Lost in TranslationWhy parents struggle to understand their kids?
Close your eyes, it’s a Saturday night, you are sitting in your friend’s bedroom, listening to music, getting dressed for the big night out. You sip barely alcoholic beverages to appease your parents. Sound familiar to those of you now entering that middle phase of life? That was the 1980s, every boy thought he was John Travolta or Patrick Swayze, Intent on sweeping a Jennifer Grey off her feet.
Now think of today, do you hear your teenage children listening to technotronic in their bedroom before a night out. I thought not, more than likely it is the harsh sound of Grime or House music, who’s lyrics alike mention activities and experiences that keep parents awake at night. In your eyes sex, drugs and rock and roll will be the least of worries to your fearful minds.

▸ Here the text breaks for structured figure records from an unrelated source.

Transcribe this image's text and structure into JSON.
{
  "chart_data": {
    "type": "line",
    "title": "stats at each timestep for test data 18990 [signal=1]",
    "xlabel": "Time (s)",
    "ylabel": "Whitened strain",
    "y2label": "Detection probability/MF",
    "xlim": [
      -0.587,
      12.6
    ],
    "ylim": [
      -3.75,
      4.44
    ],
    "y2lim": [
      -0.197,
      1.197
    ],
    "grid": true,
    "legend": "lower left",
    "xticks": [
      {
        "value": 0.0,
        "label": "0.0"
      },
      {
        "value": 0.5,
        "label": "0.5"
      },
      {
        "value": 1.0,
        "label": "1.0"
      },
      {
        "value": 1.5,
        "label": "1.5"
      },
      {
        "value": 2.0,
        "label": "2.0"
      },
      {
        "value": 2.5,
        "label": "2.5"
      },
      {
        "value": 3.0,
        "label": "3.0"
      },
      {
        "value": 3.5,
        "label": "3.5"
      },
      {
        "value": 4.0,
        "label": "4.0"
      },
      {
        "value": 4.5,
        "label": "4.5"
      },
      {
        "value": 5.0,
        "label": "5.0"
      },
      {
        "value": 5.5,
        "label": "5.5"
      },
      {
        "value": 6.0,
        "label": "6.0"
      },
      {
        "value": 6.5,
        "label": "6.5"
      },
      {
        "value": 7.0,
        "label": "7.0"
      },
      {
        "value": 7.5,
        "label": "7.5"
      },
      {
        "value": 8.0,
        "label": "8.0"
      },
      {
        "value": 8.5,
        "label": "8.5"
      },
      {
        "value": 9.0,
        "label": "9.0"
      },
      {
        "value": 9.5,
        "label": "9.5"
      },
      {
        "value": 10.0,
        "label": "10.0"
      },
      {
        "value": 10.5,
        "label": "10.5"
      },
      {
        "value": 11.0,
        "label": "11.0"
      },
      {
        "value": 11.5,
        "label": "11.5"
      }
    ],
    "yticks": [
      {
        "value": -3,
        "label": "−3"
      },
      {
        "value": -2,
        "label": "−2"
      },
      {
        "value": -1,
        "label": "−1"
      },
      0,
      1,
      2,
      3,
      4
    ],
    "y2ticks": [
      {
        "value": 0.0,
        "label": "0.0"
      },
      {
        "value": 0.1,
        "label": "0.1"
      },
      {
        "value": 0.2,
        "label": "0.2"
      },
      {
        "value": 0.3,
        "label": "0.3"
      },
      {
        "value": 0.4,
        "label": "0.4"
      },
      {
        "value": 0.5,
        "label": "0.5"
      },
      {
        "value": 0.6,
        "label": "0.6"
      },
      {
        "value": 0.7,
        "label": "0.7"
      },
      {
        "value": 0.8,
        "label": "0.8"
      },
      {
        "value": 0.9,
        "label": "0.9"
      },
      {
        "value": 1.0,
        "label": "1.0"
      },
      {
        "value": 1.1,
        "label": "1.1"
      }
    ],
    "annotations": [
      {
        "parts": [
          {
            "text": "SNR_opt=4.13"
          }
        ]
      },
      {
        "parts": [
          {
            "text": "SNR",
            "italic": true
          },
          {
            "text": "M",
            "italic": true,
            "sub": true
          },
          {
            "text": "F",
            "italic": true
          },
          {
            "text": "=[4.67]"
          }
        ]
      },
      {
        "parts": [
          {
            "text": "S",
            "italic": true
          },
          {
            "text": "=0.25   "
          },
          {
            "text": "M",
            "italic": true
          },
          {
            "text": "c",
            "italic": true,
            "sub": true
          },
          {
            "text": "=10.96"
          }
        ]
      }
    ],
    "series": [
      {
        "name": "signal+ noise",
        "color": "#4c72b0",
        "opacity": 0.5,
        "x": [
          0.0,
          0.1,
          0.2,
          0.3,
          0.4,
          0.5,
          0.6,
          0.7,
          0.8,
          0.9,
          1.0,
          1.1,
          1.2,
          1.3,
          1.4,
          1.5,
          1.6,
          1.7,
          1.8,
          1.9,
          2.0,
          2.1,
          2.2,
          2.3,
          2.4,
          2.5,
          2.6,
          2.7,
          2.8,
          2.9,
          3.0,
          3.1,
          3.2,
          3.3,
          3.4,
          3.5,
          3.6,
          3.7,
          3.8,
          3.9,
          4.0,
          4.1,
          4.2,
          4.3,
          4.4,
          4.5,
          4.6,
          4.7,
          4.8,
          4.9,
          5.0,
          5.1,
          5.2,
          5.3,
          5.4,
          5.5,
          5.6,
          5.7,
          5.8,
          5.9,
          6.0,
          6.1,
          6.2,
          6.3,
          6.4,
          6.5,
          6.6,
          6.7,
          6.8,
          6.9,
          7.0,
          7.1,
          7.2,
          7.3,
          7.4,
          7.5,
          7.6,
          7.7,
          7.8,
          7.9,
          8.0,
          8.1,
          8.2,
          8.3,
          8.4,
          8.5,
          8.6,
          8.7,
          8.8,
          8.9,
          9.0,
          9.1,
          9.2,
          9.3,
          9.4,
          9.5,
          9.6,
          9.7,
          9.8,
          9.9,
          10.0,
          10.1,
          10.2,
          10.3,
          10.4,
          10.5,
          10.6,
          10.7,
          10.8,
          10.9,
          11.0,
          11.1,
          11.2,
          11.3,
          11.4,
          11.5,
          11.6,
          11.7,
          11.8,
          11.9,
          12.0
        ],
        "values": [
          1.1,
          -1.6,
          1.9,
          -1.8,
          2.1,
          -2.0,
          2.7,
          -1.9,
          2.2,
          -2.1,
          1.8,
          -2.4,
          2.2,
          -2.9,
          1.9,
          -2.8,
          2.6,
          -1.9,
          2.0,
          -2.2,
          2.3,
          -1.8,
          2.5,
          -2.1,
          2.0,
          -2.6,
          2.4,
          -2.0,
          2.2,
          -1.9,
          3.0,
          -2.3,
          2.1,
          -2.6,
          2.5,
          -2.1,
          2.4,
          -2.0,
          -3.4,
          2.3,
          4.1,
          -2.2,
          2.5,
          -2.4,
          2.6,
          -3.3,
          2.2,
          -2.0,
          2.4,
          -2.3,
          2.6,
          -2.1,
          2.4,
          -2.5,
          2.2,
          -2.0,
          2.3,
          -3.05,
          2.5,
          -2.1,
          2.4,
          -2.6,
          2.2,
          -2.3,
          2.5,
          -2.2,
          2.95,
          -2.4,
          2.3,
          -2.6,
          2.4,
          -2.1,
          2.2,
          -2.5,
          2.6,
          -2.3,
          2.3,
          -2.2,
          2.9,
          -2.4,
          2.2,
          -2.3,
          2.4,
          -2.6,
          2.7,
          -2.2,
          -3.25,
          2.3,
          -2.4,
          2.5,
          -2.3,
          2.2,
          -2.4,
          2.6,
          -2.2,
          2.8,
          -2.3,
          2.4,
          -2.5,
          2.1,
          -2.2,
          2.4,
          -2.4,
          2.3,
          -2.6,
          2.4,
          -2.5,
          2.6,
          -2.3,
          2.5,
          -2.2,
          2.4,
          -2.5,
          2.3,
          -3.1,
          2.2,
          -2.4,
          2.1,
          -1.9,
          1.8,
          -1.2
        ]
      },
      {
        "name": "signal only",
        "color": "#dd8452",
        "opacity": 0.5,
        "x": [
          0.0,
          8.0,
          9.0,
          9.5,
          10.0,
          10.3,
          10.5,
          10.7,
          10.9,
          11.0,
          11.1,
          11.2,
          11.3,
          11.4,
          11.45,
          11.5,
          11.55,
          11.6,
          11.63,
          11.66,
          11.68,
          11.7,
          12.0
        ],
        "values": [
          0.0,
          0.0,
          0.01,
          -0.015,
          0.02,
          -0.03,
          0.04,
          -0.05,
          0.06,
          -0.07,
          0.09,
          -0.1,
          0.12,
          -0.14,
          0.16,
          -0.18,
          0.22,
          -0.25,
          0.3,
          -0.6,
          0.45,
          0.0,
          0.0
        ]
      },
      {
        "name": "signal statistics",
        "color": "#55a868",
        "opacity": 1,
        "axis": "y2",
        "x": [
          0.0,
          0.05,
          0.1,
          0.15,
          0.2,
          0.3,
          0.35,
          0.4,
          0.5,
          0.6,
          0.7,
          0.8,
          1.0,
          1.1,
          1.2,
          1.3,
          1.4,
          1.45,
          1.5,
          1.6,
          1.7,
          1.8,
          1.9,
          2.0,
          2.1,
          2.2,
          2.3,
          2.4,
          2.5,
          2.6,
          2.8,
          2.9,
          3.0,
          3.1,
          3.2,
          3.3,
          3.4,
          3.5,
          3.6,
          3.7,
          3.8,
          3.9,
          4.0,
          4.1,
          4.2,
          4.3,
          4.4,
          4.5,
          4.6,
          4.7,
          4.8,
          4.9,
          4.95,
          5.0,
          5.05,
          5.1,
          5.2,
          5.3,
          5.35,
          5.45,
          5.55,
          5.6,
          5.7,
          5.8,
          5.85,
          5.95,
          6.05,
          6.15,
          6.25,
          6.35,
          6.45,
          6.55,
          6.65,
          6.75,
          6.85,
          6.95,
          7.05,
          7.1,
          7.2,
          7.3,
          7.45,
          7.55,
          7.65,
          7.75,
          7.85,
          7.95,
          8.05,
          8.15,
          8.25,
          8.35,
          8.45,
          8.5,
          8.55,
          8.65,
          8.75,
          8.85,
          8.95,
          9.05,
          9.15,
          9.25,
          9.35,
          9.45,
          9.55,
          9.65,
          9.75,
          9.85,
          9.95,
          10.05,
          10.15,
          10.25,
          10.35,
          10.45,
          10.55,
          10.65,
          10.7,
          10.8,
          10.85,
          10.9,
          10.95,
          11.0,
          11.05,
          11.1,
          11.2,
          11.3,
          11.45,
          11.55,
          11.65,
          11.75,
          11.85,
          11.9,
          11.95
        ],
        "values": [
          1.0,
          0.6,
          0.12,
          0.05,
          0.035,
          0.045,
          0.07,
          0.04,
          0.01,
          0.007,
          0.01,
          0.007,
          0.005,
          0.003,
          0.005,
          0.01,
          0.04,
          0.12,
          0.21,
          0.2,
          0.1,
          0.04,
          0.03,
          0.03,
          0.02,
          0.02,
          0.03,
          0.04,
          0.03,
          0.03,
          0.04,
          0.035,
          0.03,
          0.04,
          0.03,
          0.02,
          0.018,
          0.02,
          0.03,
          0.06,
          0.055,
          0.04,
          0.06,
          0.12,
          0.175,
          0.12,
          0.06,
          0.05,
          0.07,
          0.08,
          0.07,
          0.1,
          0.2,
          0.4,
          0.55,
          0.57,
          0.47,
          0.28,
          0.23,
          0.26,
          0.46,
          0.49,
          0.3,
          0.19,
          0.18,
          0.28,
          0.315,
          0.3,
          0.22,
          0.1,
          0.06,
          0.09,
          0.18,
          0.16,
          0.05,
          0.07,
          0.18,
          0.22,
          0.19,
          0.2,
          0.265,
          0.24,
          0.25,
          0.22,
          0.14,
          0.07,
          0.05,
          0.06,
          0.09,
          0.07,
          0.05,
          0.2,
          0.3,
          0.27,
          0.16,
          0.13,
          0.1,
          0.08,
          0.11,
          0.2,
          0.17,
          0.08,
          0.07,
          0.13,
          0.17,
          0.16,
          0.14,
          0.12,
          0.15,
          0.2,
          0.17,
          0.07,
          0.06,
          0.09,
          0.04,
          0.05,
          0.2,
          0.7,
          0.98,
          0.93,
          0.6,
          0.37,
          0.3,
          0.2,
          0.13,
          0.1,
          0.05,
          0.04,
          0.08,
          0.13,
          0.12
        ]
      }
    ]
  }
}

So you wonder to yourself how has it changed, in what appears to you as a blink of an eye. No longer do kids go to discos over an evening with their mates back in bed by midnight. Instead they roam the streets, smoking cheap cigarettes and swilling cheap liquor. Or on occasion even worse they are at a vacant friend’s house whose unsuspecting parents living room has been turned into a soiree, where they are free from the eyes of the “feds” that may also prowl the streets.
For you the ‘D’ word keeps you up at night. You think you know the terms, you think you have been there, and know all there is to know. But in deception the ‘yutedem’ seem to thrive, you could search every nook and cranny of their bedrooms and not find a thing. The words you knew are gone, so are the drugs, in their search for delirium the drugs are stronger the dosage higher. So bear in mind, to your kids Grass isn’t only on the ground, snow doesn’t just fall from the sky and riding on a horse isn’t the only thing its good for.
Have you ever heard of ‘peak’, ‘big’ or ‘whack’? Of course you have but their meanings have been altered. To you it seems they do this to spite your gentle mature selves, but this is not the case. The colloquialism of a particular child isn’t determined by a parent or a location more by the culture they immerse themselves in, nowadays it is more than common to hear a young girl from Kensington to describe their day as ‘ bashy’ or ‘bait’. The phrase “it’s all Greek to me” Does not do this justice. However that is the nature of this changing language, in 20 years Maybe peak will just mean good.
Now even from my desk I can hear those grey hairs growing and that bead of sweat rolling down your forehead. So let me quell your grievances. This generation is already seeming more intelligent than us and is not stupid. They young and put under endless pressure. They are expected to Study for school, be active, have a part time job and a social life. So surely they can be allowed a little fun. The lifestyle they live is almost encouraged by their music, its far cry from club Tropicana, but now the drinks are not free. The drinks are safer than ever; the streets are safer than ever and so are the dreaded drugs. Keep your kids educated and they will find their own way. One final point, don’t try and use their language it will embarrass us greatly, wait is that such a bad thing?